Impact on daily practice Patients with ST-segment elevation myocardial infarction (STEMI) undergoing primary percutaneous coronary intervention (PCI) remain at high risk of adverse events, including death, reinfarction, stent thrombosis and repeat revascularisation. This underlines the need to identify predictors of impaired clinical outcomes in order to recognise higher-risk patients in contemporary practice of primary PCI. According to our findings, Killip class remains the strongest predictor of death or reinfarction in STEMI patients undergoing primary PCI, which highlights that a simple clinical assessment remains of key importance in this setting.

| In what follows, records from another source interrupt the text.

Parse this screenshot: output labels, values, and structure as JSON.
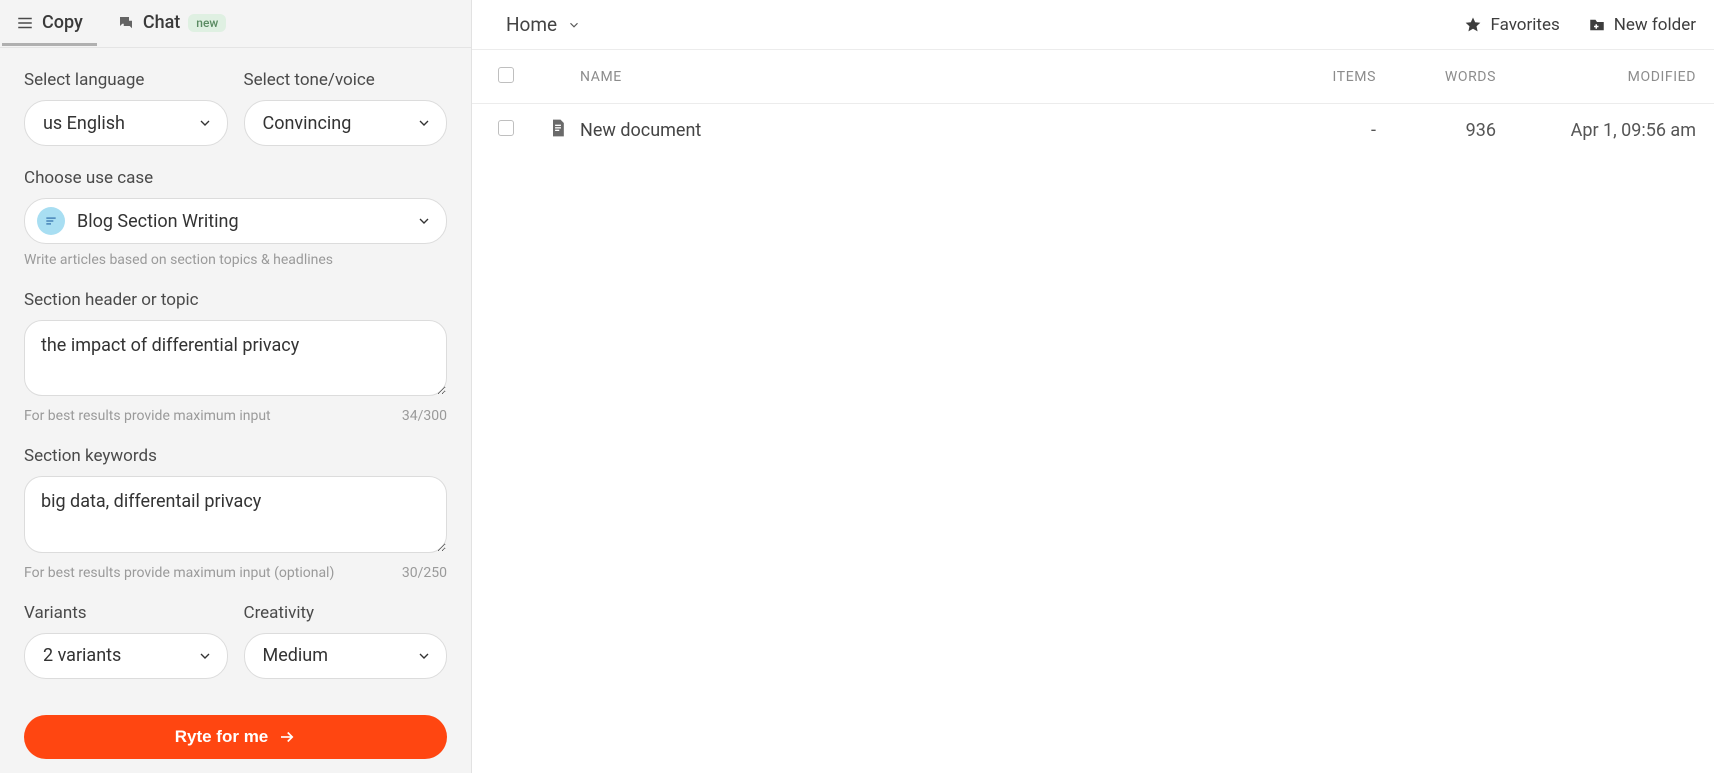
{
  "sidebar": {
    "tabs": {
      "copy": "Copy",
      "chat": "Chat",
      "chat_badge": "new"
    },
    "language": {
      "label": "Select language",
      "value": "us English"
    },
    "tone": {
      "label": "Select tone/voice",
      "value": "Convincing"
    },
    "usecase": {
      "label": "Choose use case",
      "value": "Blog Section Writing",
      "hint": "Write articles based on section topics & headlines"
    },
    "section_header": {
      "label": "Section header or topic",
      "value": "the impact of differential privacy",
      "hint": "For best results provide maximum input",
      "counter": "34/300"
    },
    "section_keywords": {
      "label": "Section keywords",
      "value": "big data, differentail privacy",
      "hint": "For best results provide maximum input (optional)",
      "counter": "30/250"
    },
    "variants": {
      "label": "Variants",
      "value": "2 variants"
    },
    "creativity": {
      "label": "Creativity",
      "value": "Medium"
    },
    "cta": "Ryte for me"
  },
  "main": {
    "breadcrumb": "Home",
    "actions": {
      "favorites": "Favorites",
      "new_folder": "New folder"
    },
    "columns": {
      "name": "NAME",
      "items": "ITEMS",
      "words": "WORDS",
      "modified": "MODIFIED"
    },
    "rows": [
      {
        "name": "New document",
        "items": "-",
        "words": "936",
        "modified": "Apr 1, 09:56 am"
      }
    ]
  }
}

In addition, the use of DES independently predicts a lower risk of definite stent thrombosis and target lesion revascularisation compared with bare metal stents, suggesting that DES should be considered the standard of care in STEMI patients undergoing primary PCI. |
Conflict of interest statement
M. Taniwaki has received research support from Abbott and OrbusNeich. S. Windecker has received research grants to the institution from Biotronik and St. Jude. The other authors have no conflicts of interest to declare.